Moving into a new direction is sure to pay big dividends.
“Companies have begun to realize the importance of speech, voice and process analytics; workforce management and quality monitoring applications,” Frost & Sullivan Digital Transformation Industry Analyst Maiara Paula Munhoz said in a statement. “The poor economic scenario in Brazil and other Latin American countries translates to higher demand for these applications among companies that wish to boost productivity and efficiency, optimize costs and retain customers.”
Brazil, which accounts for almost half of the total revenues in the Latin American contact center systems market, is in the midst of an economic and political crisis, F&S noted.
“With inflation in the country reaching 9.2 percent and uncertainty plaguing most markets in the region, contact center system vendors need to reinvent themselves for survival,” F&S said. “They should also offer more innovative solutions to help their customers increase productivity,” they added.

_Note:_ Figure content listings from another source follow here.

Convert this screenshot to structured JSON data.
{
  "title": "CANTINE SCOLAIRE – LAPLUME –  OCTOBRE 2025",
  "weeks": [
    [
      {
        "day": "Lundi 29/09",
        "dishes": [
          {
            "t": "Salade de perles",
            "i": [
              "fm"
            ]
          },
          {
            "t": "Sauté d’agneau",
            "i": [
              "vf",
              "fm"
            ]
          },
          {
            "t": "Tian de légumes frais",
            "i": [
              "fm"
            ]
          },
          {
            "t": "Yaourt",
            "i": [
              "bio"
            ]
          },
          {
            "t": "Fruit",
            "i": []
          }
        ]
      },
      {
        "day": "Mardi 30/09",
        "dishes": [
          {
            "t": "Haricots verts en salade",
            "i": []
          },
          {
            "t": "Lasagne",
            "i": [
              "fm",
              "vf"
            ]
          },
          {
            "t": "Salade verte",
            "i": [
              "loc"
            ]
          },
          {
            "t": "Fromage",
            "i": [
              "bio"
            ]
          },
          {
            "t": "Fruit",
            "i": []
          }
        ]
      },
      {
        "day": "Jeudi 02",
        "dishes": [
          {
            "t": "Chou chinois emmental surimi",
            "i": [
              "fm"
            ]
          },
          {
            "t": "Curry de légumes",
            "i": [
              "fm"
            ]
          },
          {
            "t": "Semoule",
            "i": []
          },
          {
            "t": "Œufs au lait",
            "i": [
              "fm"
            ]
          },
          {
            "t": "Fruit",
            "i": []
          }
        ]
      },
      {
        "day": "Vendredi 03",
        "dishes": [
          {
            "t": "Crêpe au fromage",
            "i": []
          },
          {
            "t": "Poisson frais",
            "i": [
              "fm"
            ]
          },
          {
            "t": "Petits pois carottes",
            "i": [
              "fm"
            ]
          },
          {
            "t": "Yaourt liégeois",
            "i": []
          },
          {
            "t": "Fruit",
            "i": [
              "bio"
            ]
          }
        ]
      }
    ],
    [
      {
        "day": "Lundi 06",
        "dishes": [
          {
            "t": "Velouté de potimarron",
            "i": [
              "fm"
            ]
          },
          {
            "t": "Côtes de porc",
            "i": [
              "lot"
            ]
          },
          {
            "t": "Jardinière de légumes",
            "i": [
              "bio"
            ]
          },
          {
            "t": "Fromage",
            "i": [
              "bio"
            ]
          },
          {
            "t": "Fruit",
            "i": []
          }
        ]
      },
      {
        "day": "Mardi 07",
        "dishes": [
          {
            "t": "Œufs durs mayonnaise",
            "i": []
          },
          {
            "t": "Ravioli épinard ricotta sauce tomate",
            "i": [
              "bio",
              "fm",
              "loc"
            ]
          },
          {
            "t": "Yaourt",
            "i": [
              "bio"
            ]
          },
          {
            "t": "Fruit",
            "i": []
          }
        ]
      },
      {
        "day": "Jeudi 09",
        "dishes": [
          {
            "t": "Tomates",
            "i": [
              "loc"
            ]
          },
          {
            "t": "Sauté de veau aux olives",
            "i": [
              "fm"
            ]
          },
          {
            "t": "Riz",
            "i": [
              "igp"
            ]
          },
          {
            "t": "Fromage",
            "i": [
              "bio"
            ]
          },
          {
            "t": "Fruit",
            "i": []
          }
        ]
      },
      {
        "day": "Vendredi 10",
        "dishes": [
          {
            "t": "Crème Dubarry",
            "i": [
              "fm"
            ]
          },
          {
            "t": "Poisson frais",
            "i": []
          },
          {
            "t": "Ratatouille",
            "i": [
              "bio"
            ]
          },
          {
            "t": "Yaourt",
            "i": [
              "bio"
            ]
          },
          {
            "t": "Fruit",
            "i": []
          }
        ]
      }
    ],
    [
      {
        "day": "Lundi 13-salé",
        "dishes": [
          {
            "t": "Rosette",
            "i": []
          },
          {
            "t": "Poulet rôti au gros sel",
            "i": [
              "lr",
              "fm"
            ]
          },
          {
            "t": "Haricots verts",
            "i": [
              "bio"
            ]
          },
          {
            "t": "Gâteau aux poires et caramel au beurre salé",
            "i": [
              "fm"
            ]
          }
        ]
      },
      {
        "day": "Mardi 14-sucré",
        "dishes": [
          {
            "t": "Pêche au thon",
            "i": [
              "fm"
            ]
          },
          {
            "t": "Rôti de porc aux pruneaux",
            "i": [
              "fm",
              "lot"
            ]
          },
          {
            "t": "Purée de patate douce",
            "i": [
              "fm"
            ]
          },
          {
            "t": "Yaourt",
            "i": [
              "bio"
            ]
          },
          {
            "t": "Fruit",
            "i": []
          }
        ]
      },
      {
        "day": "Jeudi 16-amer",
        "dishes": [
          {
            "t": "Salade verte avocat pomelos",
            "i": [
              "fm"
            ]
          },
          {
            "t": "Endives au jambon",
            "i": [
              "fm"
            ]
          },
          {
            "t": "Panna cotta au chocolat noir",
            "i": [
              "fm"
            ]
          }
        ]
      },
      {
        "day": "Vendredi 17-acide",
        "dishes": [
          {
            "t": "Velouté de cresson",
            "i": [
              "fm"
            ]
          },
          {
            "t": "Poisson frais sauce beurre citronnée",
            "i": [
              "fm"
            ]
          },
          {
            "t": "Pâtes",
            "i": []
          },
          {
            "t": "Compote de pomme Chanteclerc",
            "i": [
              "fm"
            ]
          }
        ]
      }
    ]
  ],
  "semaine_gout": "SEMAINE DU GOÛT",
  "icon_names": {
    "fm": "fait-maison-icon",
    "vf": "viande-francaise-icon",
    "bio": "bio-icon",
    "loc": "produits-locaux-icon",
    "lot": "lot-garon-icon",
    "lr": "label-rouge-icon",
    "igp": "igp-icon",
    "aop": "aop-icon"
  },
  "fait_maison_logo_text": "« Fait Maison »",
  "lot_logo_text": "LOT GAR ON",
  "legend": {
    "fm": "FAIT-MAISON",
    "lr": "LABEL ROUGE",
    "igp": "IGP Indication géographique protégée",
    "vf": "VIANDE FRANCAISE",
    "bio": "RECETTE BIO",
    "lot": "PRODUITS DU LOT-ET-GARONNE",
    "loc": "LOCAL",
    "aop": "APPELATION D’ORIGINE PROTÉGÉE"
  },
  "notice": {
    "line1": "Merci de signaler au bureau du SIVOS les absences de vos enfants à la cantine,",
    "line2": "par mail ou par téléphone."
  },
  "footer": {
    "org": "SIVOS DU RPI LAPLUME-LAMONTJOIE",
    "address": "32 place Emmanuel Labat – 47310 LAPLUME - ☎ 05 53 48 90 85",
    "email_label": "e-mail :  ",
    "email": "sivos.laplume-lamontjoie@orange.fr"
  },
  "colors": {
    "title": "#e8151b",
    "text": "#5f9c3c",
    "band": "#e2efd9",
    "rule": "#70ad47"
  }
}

“Organizations will gravitate to hosted and cloud-based contact center systems as their total cost of ownership is lower than that of premise-based solutions,” Munhoz noted. “Secondly, the shift from a capital expenditure model to an operational expenditure model will simplify cost management for companies.”
Frost & Sullivan also said the devaluation of Latin American currencies against the U.S. dollar is dampening investments in contact center systems, as deals are struck in dollars. Colombia, Mexico and Brazil will be particularly affected as their currencies are expected to be devaluated by 24 percent, 14 percent and 40 percent, respectively.